The Age of Biden (original) (raw)
Swift fly the years, and it’s hard to believe it’s been almost two turns of the calendar since David Axelrod earned the ire of the president, the White House, and the Democratic establishment by warning, in the pages of The New York Times, that Joe Biden’s age would be a liability in 2024. In a June 2022 interview with the paper, the famed chief strategist of Obama’s victorious presidential campaigns made the rather obvious point that “the presidency is a monstrously taxing job,” and the very rational observation that Biden, “who looks his age and isn’t as agile in front of a camera as he once was,” would be “closer to 90 than 80 at the end of a second term, and that would be a major issue.” For his sins, White House surrogates chastised Axelrod while Biden privately called him “a prick.”

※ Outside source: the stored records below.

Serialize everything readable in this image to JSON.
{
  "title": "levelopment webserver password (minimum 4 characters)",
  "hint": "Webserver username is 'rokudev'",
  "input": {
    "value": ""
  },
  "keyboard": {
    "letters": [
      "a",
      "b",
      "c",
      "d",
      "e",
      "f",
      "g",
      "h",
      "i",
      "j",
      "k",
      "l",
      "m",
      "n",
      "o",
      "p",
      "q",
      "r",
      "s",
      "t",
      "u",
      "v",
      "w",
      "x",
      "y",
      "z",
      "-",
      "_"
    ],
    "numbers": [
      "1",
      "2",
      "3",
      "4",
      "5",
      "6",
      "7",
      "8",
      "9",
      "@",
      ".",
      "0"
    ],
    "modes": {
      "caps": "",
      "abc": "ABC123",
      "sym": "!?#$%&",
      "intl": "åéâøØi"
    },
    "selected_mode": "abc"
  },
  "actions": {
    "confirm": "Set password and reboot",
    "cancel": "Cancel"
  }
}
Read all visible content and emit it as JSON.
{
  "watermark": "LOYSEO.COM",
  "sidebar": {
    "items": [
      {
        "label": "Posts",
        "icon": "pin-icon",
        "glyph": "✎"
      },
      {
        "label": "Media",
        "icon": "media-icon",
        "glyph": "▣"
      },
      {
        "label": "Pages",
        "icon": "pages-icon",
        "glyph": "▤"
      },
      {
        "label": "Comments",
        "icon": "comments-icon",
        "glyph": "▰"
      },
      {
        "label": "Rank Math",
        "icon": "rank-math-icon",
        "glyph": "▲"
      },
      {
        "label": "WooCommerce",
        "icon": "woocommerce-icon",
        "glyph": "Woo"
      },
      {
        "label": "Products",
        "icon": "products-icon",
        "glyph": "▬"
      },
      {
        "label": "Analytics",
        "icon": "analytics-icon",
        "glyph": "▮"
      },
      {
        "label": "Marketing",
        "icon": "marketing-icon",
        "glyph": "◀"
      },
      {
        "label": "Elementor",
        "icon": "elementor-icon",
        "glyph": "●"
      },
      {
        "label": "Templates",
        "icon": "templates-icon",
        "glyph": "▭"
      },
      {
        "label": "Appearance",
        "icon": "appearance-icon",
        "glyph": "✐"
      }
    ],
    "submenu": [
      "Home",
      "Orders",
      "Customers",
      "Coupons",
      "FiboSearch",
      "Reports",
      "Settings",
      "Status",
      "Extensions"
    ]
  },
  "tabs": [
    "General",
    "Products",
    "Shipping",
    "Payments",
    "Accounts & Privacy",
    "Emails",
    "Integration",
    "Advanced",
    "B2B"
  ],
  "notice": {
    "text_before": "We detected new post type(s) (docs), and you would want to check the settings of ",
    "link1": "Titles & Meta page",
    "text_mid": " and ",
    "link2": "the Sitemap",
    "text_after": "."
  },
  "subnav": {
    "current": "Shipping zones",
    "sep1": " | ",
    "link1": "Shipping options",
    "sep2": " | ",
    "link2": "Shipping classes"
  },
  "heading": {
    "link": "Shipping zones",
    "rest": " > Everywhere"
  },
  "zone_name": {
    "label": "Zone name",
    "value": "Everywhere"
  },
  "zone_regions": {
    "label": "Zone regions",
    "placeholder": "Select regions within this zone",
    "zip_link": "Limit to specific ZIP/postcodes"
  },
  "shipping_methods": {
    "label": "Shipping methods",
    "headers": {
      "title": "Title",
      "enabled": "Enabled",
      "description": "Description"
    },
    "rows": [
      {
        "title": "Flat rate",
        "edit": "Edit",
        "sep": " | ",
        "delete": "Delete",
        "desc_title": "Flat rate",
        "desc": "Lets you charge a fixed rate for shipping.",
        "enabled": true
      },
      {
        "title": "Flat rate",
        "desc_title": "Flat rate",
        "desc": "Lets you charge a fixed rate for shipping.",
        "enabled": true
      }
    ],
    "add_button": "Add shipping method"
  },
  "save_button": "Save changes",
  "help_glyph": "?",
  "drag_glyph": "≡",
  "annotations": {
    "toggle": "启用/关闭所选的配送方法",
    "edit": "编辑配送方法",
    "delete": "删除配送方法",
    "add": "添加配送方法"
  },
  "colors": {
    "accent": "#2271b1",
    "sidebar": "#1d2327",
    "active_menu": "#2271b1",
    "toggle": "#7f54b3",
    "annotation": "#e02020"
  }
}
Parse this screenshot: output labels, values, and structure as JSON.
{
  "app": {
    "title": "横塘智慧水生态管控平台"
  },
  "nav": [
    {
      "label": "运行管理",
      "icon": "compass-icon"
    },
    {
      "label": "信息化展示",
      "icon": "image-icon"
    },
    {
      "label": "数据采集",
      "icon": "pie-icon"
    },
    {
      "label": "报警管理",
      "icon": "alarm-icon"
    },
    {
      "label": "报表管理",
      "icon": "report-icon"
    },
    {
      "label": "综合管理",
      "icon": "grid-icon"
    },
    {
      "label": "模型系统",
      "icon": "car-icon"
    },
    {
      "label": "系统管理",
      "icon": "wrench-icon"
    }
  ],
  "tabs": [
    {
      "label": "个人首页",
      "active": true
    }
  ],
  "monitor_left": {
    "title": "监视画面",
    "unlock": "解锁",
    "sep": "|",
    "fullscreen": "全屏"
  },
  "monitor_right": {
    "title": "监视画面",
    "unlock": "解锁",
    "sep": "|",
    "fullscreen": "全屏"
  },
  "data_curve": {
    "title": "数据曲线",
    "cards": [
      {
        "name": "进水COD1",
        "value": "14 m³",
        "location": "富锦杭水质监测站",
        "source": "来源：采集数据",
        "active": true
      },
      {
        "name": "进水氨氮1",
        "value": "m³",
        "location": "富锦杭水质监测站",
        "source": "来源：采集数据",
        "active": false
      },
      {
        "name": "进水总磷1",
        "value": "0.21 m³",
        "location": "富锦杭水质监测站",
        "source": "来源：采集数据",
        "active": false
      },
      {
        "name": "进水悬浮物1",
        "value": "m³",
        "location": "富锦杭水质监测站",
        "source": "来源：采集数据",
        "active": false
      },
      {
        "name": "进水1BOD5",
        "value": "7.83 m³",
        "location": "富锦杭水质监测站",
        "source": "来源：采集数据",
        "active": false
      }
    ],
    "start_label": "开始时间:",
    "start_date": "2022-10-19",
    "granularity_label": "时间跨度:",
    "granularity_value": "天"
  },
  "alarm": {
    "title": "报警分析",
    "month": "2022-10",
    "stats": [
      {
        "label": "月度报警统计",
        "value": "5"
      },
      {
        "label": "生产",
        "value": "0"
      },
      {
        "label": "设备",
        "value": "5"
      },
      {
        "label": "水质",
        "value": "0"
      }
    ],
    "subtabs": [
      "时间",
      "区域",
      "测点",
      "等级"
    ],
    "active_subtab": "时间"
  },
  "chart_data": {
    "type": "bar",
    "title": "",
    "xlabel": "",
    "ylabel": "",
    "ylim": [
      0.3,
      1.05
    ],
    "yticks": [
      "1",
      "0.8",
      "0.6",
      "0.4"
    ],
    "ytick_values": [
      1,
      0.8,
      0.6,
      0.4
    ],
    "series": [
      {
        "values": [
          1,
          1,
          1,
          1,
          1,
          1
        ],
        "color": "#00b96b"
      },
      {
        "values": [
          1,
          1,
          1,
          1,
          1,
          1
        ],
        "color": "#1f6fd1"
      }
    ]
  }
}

Last Thursday, after Robert Hur’s report clearing Biden of wrongdoing in the classified materials investigation was subsumed by his commentary on the president’s acuity, I texted a producer at CNN to gauge their coverage plans for the evening. Unsurprisingly, perhaps, Axelrod had been booked for the majority of primetime. Of course, his attempts to underscore the political significance of the report, which he described as “a shiv” into Biden’s reelection campaign, contended with the president’s loyalists, who sought to direct attention elsewhere. These pals, true believers, and surrogates criticized Hur—a Republican with _an agenda!_—for cosplaying as a neurologist and reiterated the familiar Trump-inflected whataboutism—juxtaposing Biden with another elderly, misremembering man who also happens to be an aspiring fascist facing 91 felony charges. These arguments were even more audible over on MSNBC.